Amarga descoberta científica

O sabor doce da sacarina envia sinais ao cérebro, preparando o organismo para a ingestão de muitas calorias. As calorias não chegam; o cérebro se desregula, entra em pânico, exige o que lhe foi prometido.
Como resultado, o organismo consome mais comida, salgada, doce, amarga ou azeda, pouco importa.
Ou queima menos calorias. E o indivíduo que ingere sacarina termina tão ou mais gordo do que antes.

A experiência foi com ratos de laboratório. Tudo bem, posso não ser um rato. Mas em matéria de chocolates, tortas ou sorvetes, desconfio que minha voracidade cerebral pode muito bem ser comparada à de um roedor médio norte-americano.
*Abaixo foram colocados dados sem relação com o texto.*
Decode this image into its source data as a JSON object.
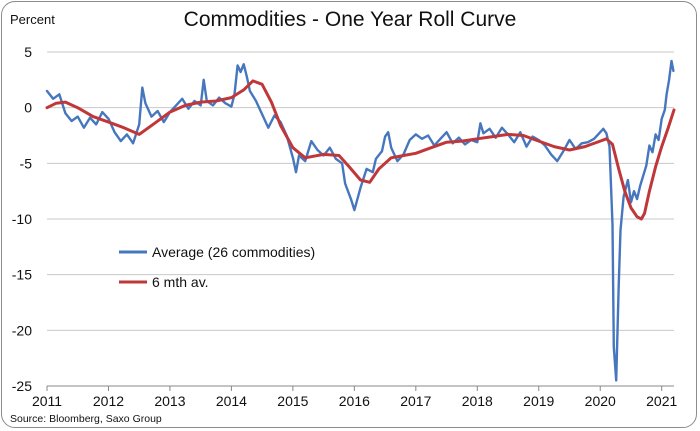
{
  "title": "Commodities - One Year Roll Curve",
  "source": "Source: Bloomberg, Saxo Group",
  "colors": {
    "average": "#4677be",
    "six_month": "#c0373a",
    "grid": "#c9c9c9",
    "axis": "#888888"
  },
  "chart_data": {
    "type": "line",
    "title": "Commodities - One Year Roll Curve",
    "ylabel": "Percent",
    "xlabel": "",
    "xlim": [
      2011.0,
      2021.2
    ],
    "ylim": [
      -25,
      5
    ],
    "x_ticks": [
      "2011",
      "2012",
      "2013",
      "2014",
      "2015",
      "2016",
      "2017",
      "2018",
      "2019",
      "2020",
      "2021"
    ],
    "y_ticks": [
      5,
      0,
      -5,
      -10,
      -15,
      -20,
      -25
    ],
    "grid": "horizontal",
    "legend_position": "middle-left",
    "series": [
      {
        "name": "Average (26 commodities)",
        "color": "#4677be",
        "points": [
          [
            2011.0,
            1.5
          ],
          [
            2011.1,
            0.8
          ],
          [
            2011.2,
            1.2
          ],
          [
            2011.3,
            -0.5
          ],
          [
            2011.4,
            -1.2
          ],
          [
            2011.5,
            -0.8
          ],
          [
            2011.6,
            -1.8
          ],
          [
            2011.7,
            -0.9
          ],
          [
            2011.8,
            -1.5
          ],
          [
            2011.9,
            -0.4
          ],
          [
            2012.0,
            -1.0
          ],
          [
            2012.1,
            -2.2
          ],
          [
            2012.2,
            -3.0
          ],
          [
            2012.3,
            -2.4
          ],
          [
            2012.4,
            -3.2
          ],
          [
            2012.5,
            -1.5
          ],
          [
            2012.55,
            1.8
          ],
          [
            2012.6,
            0.4
          ],
          [
            2012.7,
            -0.8
          ],
          [
            2012.8,
            -0.3
          ],
          [
            2012.9,
            -1.3
          ],
          [
            2013.0,
            -0.4
          ],
          [
            2013.1,
            0.2
          ],
          [
            2013.2,
            0.8
          ],
          [
            2013.3,
            -0.1
          ],
          [
            2013.4,
            0.6
          ],
          [
            2013.5,
            0.2
          ],
          [
            2013.55,
            2.5
          ],
          [
            2013.6,
            0.6
          ],
          [
            2013.7,
            0.2
          ],
          [
            2013.8,
            0.9
          ],
          [
            2013.9,
            0.4
          ],
          [
            2014.0,
            0.1
          ],
          [
            2014.05,
            1.2
          ],
          [
            2014.1,
            3.8
          ],
          [
            2014.15,
            3.2
          ],
          [
            2014.2,
            3.9
          ],
          [
            2014.25,
            2.8
          ],
          [
            2014.3,
            1.5
          ],
          [
            2014.4,
            0.6
          ],
          [
            2014.5,
            -0.6
          ],
          [
            2014.6,
            -1.8
          ],
          [
            2014.7,
            -0.7
          ],
          [
            2014.8,
            -1.3
          ],
          [
            2014.9,
            -2.5
          ],
          [
            2015.0,
            -4.5
          ],
          [
            2015.05,
            -5.8
          ],
          [
            2015.1,
            -4.3
          ],
          [
            2015.2,
            -4.8
          ],
          [
            2015.3,
            -3.0
          ],
          [
            2015.4,
            -3.8
          ],
          [
            2015.5,
            -4.3
          ],
          [
            2015.6,
            -3.6
          ],
          [
            2015.7,
            -4.6
          ],
          [
            2015.8,
            -5.0
          ],
          [
            2015.85,
            -6.8
          ],
          [
            2015.95,
            -8.3
          ],
          [
            2016.0,
            -9.2
          ],
          [
            2016.1,
            -7.2
          ],
          [
            2016.2,
            -5.5
          ],
          [
            2016.3,
            -5.8
          ],
          [
            2016.35,
            -4.6
          ],
          [
            2016.45,
            -3.9
          ],
          [
            2016.5,
            -2.6
          ],
          [
            2016.55,
            -2.2
          ],
          [
            2016.6,
            -3.6
          ],
          [
            2016.7,
            -4.8
          ],
          [
            2016.8,
            -4.2
          ],
          [
            2016.9,
            -2.9
          ],
          [
            2017.0,
            -2.4
          ],
          [
            2017.1,
            -2.8
          ],
          [
            2017.2,
            -2.5
          ],
          [
            2017.3,
            -3.4
          ],
          [
            2017.4,
            -2.8
          ],
          [
            2017.5,
            -2.2
          ],
          [
            2017.6,
            -3.2
          ],
          [
            2017.7,
            -2.7
          ],
          [
            2017.8,
            -3.3
          ],
          [
            2017.9,
            -2.9
          ],
          [
            2018.0,
            -3.1
          ],
          [
            2018.05,
            -1.4
          ],
          [
            2018.1,
            -2.3
          ],
          [
            2018.2,
            -1.9
          ],
          [
            2018.3,
            -2.7
          ],
          [
            2018.4,
            -1.8
          ],
          [
            2018.5,
            -2.4
          ],
          [
            2018.6,
            -3.1
          ],
          [
            2018.7,
            -2.2
          ],
          [
            2018.8,
            -3.5
          ],
          [
            2018.9,
            -2.6
          ],
          [
            2019.0,
            -2.9
          ],
          [
            2019.1,
            -3.4
          ],
          [
            2019.2,
            -4.2
          ],
          [
            2019.3,
            -4.8
          ],
          [
            2019.4,
            -3.9
          ],
          [
            2019.5,
            -2.9
          ],
          [
            2019.6,
            -3.7
          ],
          [
            2019.7,
            -3.2
          ],
          [
            2019.8,
            -3.1
          ],
          [
            2019.9,
            -2.8
          ],
          [
            2020.0,
            -2.2
          ],
          [
            2020.05,
            -1.9
          ],
          [
            2020.1,
            -2.3
          ],
          [
            2020.15,
            -3.5
          ],
          [
            2020.2,
            -10.5
          ],
          [
            2020.22,
            -21.5
          ],
          [
            2020.26,
            -24.5
          ],
          [
            2020.3,
            -16.0
          ],
          [
            2020.33,
            -11.0
          ],
          [
            2020.38,
            -8.0
          ],
          [
            2020.45,
            -6.5
          ],
          [
            2020.5,
            -8.5
          ],
          [
            2020.55,
            -7.5
          ],
          [
            2020.6,
            -8.2
          ],
          [
            2020.65,
            -7.0
          ],
          [
            2020.75,
            -5.2
          ],
          [
            2020.8,
            -3.4
          ],
          [
            2020.85,
            -4.0
          ],
          [
            2020.9,
            -2.4
          ],
          [
            2020.95,
            -2.9
          ],
          [
            2021.0,
            -1.0
          ],
          [
            2021.05,
            -0.2
          ],
          [
            2021.08,
            1.2
          ],
          [
            2021.12,
            2.5
          ],
          [
            2021.16,
            4.2
          ],
          [
            2021.19,
            3.3
          ]
        ]
      },
      {
        "name": "6 mth av.",
        "color": "#c0373a",
        "points": [
          [
            2011.0,
            0.0
          ],
          [
            2011.15,
            0.4
          ],
          [
            2011.3,
            0.5
          ],
          [
            2011.5,
            0.0
          ],
          [
            2011.75,
            -0.8
          ],
          [
            2012.0,
            -1.3
          ],
          [
            2012.25,
            -1.8
          ],
          [
            2012.5,
            -2.4
          ],
          [
            2012.75,
            -1.4
          ],
          [
            2013.0,
            -0.4
          ],
          [
            2013.25,
            0.2
          ],
          [
            2013.5,
            0.5
          ],
          [
            2013.75,
            0.6
          ],
          [
            2014.0,
            0.9
          ],
          [
            2014.2,
            1.6
          ],
          [
            2014.35,
            2.4
          ],
          [
            2014.5,
            2.1
          ],
          [
            2014.65,
            0.5
          ],
          [
            2014.8,
            -1.6
          ],
          [
            2015.0,
            -3.6
          ],
          [
            2015.2,
            -4.5
          ],
          [
            2015.5,
            -4.2
          ],
          [
            2015.75,
            -4.3
          ],
          [
            2015.9,
            -5.2
          ],
          [
            2016.1,
            -6.5
          ],
          [
            2016.25,
            -6.7
          ],
          [
            2016.4,
            -5.5
          ],
          [
            2016.6,
            -4.5
          ],
          [
            2016.8,
            -4.3
          ],
          [
            2017.0,
            -4.1
          ],
          [
            2017.25,
            -3.6
          ],
          [
            2017.5,
            -3.1
          ],
          [
            2017.75,
            -3.0
          ],
          [
            2018.0,
            -2.8
          ],
          [
            2018.25,
            -2.6
          ],
          [
            2018.5,
            -2.4
          ],
          [
            2018.75,
            -2.5
          ],
          [
            2019.0,
            -3.0
          ],
          [
            2019.25,
            -3.5
          ],
          [
            2019.5,
            -3.8
          ],
          [
            2019.75,
            -3.5
          ],
          [
            2020.0,
            -3.0
          ],
          [
            2020.1,
            -2.8
          ],
          [
            2020.2,
            -3.3
          ],
          [
            2020.3,
            -5.5
          ],
          [
            2020.4,
            -7.5
          ],
          [
            2020.5,
            -9.0
          ],
          [
            2020.6,
            -9.8
          ],
          [
            2020.67,
            -10.0
          ],
          [
            2020.72,
            -9.5
          ],
          [
            2020.8,
            -7.5
          ],
          [
            2020.9,
            -5.3
          ],
          [
            2021.0,
            -3.5
          ],
          [
            2021.1,
            -1.9
          ],
          [
            2021.2,
            -0.2
          ]
        ]
      }
    ]
  }
}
A pesquisa haverá de trazer conseqüências terríveis. Nem falo das fábricas de adoçante. Penso no que pode acontecer se a descoberta for aplicada de outros modos.
Suponha, por exemplo, que em vez de provar um gole de guaraná diet, você esteja simplesmente vendo, na mesa ao lado do restaurante, um felizardo refestelar-se num caldeirão de fondue de chocolate.

Seu cérebro, como o de um camundongo, desejará mergulhar na calda derretida; o mero desejo será suficiente para que o seu organismo extraia, de meia bolacha de trigo integral, calorias suficientes para explodir os botões, que mal e mal se fecham, da camisa que você ganhou no mês passado.
Conclusão inevitável: assim como há fumantes passivos, há gordos passivos. Hesito em me incluir tão depressa nessa categoria, mas lanço a advertência.

Logo será necessário reservar alas especiais nos restaurantes para os que comem chocolate; um biombo, decorado com hortaliças, evitará a emissão de mensagens indevidas ao cérebro dos tristes obesos presentes no local.

Anuncia-se uma mudança de paradigma científico. No futuro, haverá mais remédios para o cérebro, e menos para o resto do corpo. E, menos do que regular nosso metabolismo, talvez a preocupação passe a ser, de agora em diante, controlar nosso desejo.

Todo sujeito que luta contra a própria obesidade sempre soube disso, aliás. O problema está nele mesmo. Nenhuma vulgar sacarina poderia ser a poção miraculosa capaz de transformar o seu destino de gordo.

Aquelas pérolas turvas, contadas com atenção, nunca substituíram o prazer de um doce; são na verdade um luxo suplementar, que em geral se economiza (“só duas gotas, obrigado”). Não se contam as calorias, contam-se as gotinhas.

Talvez os neurocientistas tenham de pesquisar também o efeito calmante, hipotensivo, antiansiógeno da sacarina. A insatisfação cerebral do rato alimentado com esse produto teria de ser comparada à angústia do humano que abandonou, para sempre, a ilusão de um emagrecimento à base de adoçantes. Curiosamente, a pesquisa confirma uma hipótese, à primeira vista alucinada, que li no livro “Mais Sexo É Sexo Mais Seguro” (editora Campus). O autor, Steven Landsburg, é um daqueles teóricos da “freakonomics” que se dedicam a aplicar as leis do mercado aos pequenos problemas do cotidiano.

É tão liberalofrênico que considera um absurdo as pessoas fazerem fila para tomar água num bebedouro público; num mundo racional, argumenta, furar filas faria muito mais sentido.

Landsburg arrisca a teoria de que a obesidade aumentou nos Estados Unidos porque mais pessoas consomem produtos light e remédios contra colesterol. Acham que estão cuidando da saúde, e terminam pesando 200 quilos.

E o McDonald`s? É uma das explicações habituais para a engorda geral, que Landsburg descarta. “O McDonald`s decidiu, por capricho, tornar todos mais gordos? Ou suas pesquisas de mercado revelaram que clientes maiores passaram a exigir porções maiores? Aposto na segunda hipótese; afinal, o McDonald`s era tão ganancioso em 1970 quanto hoje.”

O raciocínio é difícil de engolir, porque ignora um processo básico do mercado: o da livre concorrência, capaz de estimular que várias redes de lanchonetes entrem em competição no quesito calorias por centavo de dólar. Mas isso é assunto para outro dia; artigos, como hambúrgueres, fazem mal no modelo “supersized”.